We got a chance to look at a photo of the menu for the third class passengers. Since so many of the passengers were Swedish, they had a Swedish type of breakfast, with oatmeal and herrings.
It also turns out that the mechanism that is to lower the lifeboats into the sea, even if the ship is lying on its side, was designed not very far from here, in the town with the movie industry. At the time no one expected the lifeboats to be needed, but this little industry took their responsibility very seriously and did a great job. Apparently, many of the few people who were saved, could thank this mechanism, among other things, for their lives.
During the lecture we were introduced to a number of passengers from the West of Sweden, some of which survived, and some, who didn’t.
There was a young woman, Dagmar, who was going to Chicago to visit relatives, accompanied by her brother, who would serve as her interpreter and, possibly, chaperon, and her fiance. On the fateful night, when they reported to their designated lifeboat, the two young men were told they were not allowed in it. At the time, they didn’t realize there weren’t enough lifeboats. Dagmar said she’d stay behind as well, but the men told her they’d take a later one, and Dagmar reluctantly agreed to depart. Not surprisingly, only Dagmar survived, but was traumatized for the rest of her life.
There was also a young engineer by the name of Kvillner. He had a deprived background, but had worked hard as a waiter, to put himself through a famous technical college. He headed to the UK to board another ship, but due to a coal workers’ strike, he had to take the Titanic instead. Before departing, Kvillner wrote and sent a letter to his fiancee. By the time she received it, he was already dead.
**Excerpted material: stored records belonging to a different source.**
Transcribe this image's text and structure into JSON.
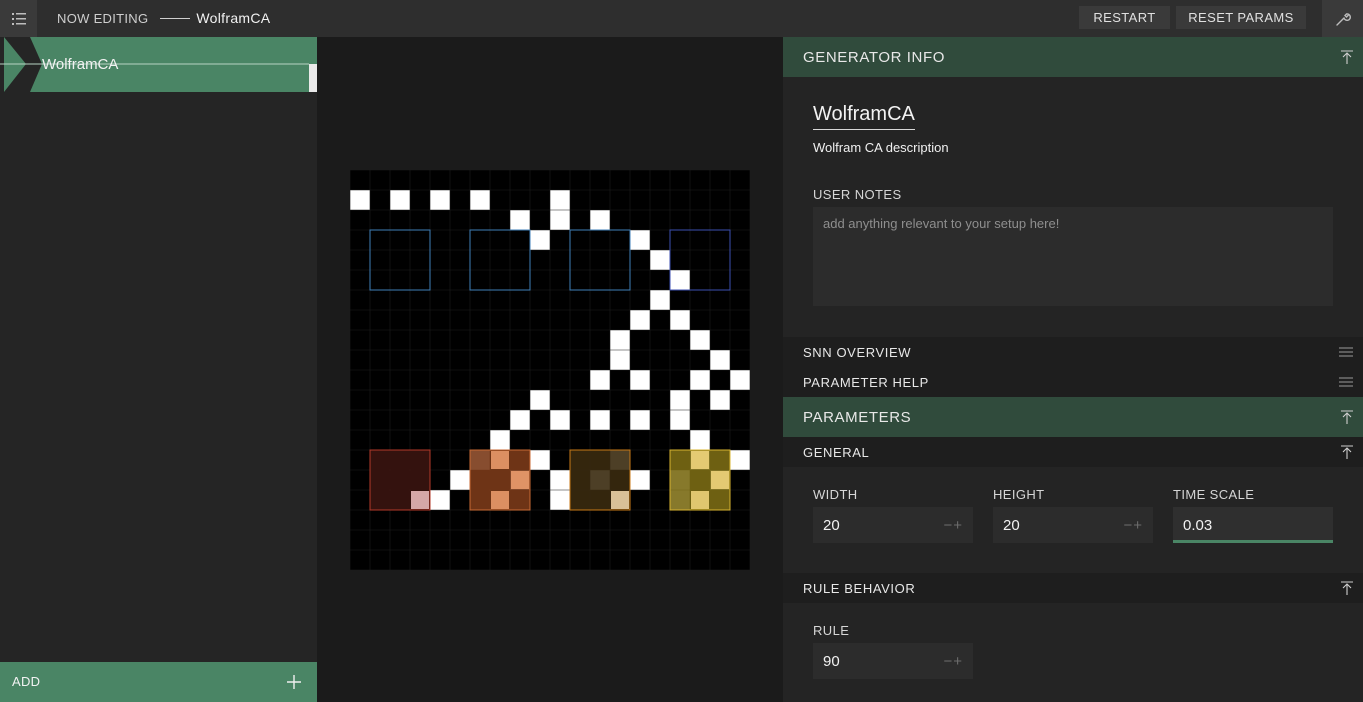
{
  "header": {
    "now_editing_label": "NOW EDITING",
    "current_generator": "WolframCA",
    "restart_label": "RESTART",
    "reset_params_label": "RESET PARAMS",
    "menu_icon": "hamburger-menu-icon",
    "settings_icon": "wrench-icon"
  },
  "sidebar": {
    "items": [
      {
        "label": "WolframCA",
        "selected": true
      }
    ],
    "add_label": "ADD",
    "add_icon": "plus-icon"
  },
  "canvas": {
    "grid_width": 20,
    "grid_height": 20,
    "rows": [
      "00000000000000000000",
      "10101010001000000000",
      "00000000101010000000",
      "00000000010000100000",
      "00000000000000010000",
      "00000000000000001000",
      "00000000000000010000",
      "00000000000000101000",
      "00000000000001000100",
      "00000000000001000010",
      "00000000000010100101",
      "00000000010000001010",
      "00000000101010101000",
      "00000001000000000100",
      "00000010010001000101",
      "00000100101010101010",
      "00001000001000001000",
      "00000000000000000000",
      "00000000000000000000",
      "00000000000000000000"
    ],
    "region_boxes": [
      {
        "color": "#3f7fb8"
      },
      {
        "color": "#3f7fb8"
      },
      {
        "color": "#3f7fb8"
      },
      {
        "color": "#3c4fb0"
      }
    ],
    "output_boxes": [
      {
        "fill": "#3a1410",
        "border": "#b33a2a"
      },
      {
        "fill": "#7a3a18",
        "border": "#c86a34"
      },
      {
        "fill": "#3a2a0e",
        "border": "#c87a18"
      },
      {
        "fill": "#7a6a14",
        "border": "#d8b430"
      }
    ]
  },
  "generator_info": {
    "section_title": "GENERATOR INFO",
    "name": "WolframCA",
    "description": "Wolfram CA description",
    "user_notes_label": "USER NOTES",
    "user_notes_placeholder": "add anything relevant to your setup here!",
    "collapse_icon": "collapse-up-icon"
  },
  "snn_overview": {
    "title": "SNN OVERVIEW",
    "icon": "drag-handle-icon"
  },
  "parameter_help": {
    "title": "PARAMETER HELP",
    "icon": "drag-handle-icon"
  },
  "parameters": {
    "section_title": "PARAMETERS",
    "general": {
      "title": "GENERAL",
      "fields": [
        {
          "label": "WIDTH",
          "value": "20",
          "stepper": "−+"
        },
        {
          "label": "HEIGHT",
          "value": "20",
          "stepper": "−+"
        },
        {
          "label": "TIME SCALE",
          "value": "0.03"
        }
      ]
    },
    "rule_behavior": {
      "title": "RULE BEHAVIOR",
      "fields": [
        {
          "label": "RULE",
          "value": "90",
          "stepper": "−+"
        }
      ]
    }
  },
  "colors": {
    "accent": "#4a8565",
    "accent_dark": "#304b3c"
  }
}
Finally, there was a young man who had escaped to Denmark, to avoid doing his military service. From there, he’d made his way to the UK, then because of the coal strike, was put on the Titanic, instead of the ship he’d been intended to go on.
He and his two friends were hoping to get to know some charming young ladies, but had to content themselves with making new male friends and learning all the ins and outs of the parts of the ship they were allowed on.
The three young men were in the bow of the ship and on the night of the disaster, they were woken by water coming in through the side of the ship. They ran up on deck, aided by their knowledge of the ship. The young man we were told about, had in his hurry left his coat and shoes behind. It was cold up on deck, so he returned to get his outer garments, but when he came downstairs, he found that his cabin was no longer available. The sea had broken in everywhere. He ran upstairs again, to find that the last lifeboat had left.
He looked into the eyes of his two friends and everyone else standing on that deck, reading the same feeling of hopelessness there as he felt. Despite that, he made a desperate vow not to die that night. He thought of his mother and what losing her only son would do to her and determined that he would fight for his life.
Eventually, he ended up in the water, and since he was young and strong, he was able to make his way to an upturned lifeboat. It was already occupied in a way, by several others. Later, the young man was to write about that night, when he ‘did things he didn’t want to remember’. He was one of the few who survived to be picked up by the Carpathia.
Ironically, he who had gone to such lengths to avoid the draft, ended up being drafted into the US army and sent back to Europe to fight in the trenches. He later remarked that if he’d known what he’d had to go through to get to America, he wouldn’t have bothered. But he survived the war and returned home to his town in America, where he was always known as ‘Titanic man’.